Plundering the Titanic
Oct. 30, 2006 — -- Picture this. It is 11:40 p.m., April 14, 1912.
You are one of the 1,523 people about to perish on the brand-new "unsinkable" Titanic, but you don't know it yet. Perhaps you are one of those having dinner, or lounging in a deck chair, when someone yells out, "Iceberg. Right ahead."
As the first lifeboat was lowered at 12:40 a.m. on April 15, you probably think there is nothing more precious in this world than your body. You would be wrong.
No one is going to pay much for your bones in that watery grave, but the furniture you sat on, the silverware you used, and even the window you may have tried to escape through, will eventually be morbid collector's items, which will make some people a whole lot of money.
"Searching the wreckage is big business, considering a life jacket of cork and fabric sold for £43,000 [$77,000] last month," BBC producer Ian Cundall said to ABC News.
Cundall, whose TV documentary "Inside Out" explores the illegal trade in Titanic memorabilia, says many of the plundered items are so ordinary that you would never think of them as priceless.

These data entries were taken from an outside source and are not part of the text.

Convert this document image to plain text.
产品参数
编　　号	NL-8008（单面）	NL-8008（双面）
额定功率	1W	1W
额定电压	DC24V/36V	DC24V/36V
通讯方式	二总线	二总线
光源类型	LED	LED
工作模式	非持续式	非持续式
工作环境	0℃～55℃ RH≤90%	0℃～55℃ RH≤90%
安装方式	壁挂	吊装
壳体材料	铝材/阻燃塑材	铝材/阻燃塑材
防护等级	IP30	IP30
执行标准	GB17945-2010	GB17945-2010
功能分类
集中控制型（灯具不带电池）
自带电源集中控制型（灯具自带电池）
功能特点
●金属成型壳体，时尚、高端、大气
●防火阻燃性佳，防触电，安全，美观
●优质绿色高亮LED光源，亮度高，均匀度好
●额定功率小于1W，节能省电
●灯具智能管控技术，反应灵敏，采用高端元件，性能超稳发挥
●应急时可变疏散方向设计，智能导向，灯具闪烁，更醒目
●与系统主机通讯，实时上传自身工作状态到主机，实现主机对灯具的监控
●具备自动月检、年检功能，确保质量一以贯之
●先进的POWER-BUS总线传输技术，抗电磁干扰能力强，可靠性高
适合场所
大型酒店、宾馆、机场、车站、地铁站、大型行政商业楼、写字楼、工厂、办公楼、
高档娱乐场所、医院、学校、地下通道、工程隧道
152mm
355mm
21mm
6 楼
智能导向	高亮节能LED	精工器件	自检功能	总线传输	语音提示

"It's something that you couldn't even put in a frame, and something you wouldn't want on the wall," he said.
He also tells ABC News that "a deck chair would sell for £100,000 [$190,000], and a copy of the dinner menu from the Titanic's last night went for $500,000. … The prices are just stupendous."
The last British survivor of the Titanic disaster condemned black-market dealers today, after it emerged that relics from the world-famous shipwreck were up for sale.
Millvina Dean, 94, of Hampshire, England, who was just an infant when the ship went down, said the sale of items from the Titanic was "awfully wrong" and showed the greed of those involved.
"My father [who died on the ship] is still on there," she said to ABC News. "It's awfully wrong to take things especially from a ship where so many people perished. I don't suppose these people thought of that. … They just thought of the money."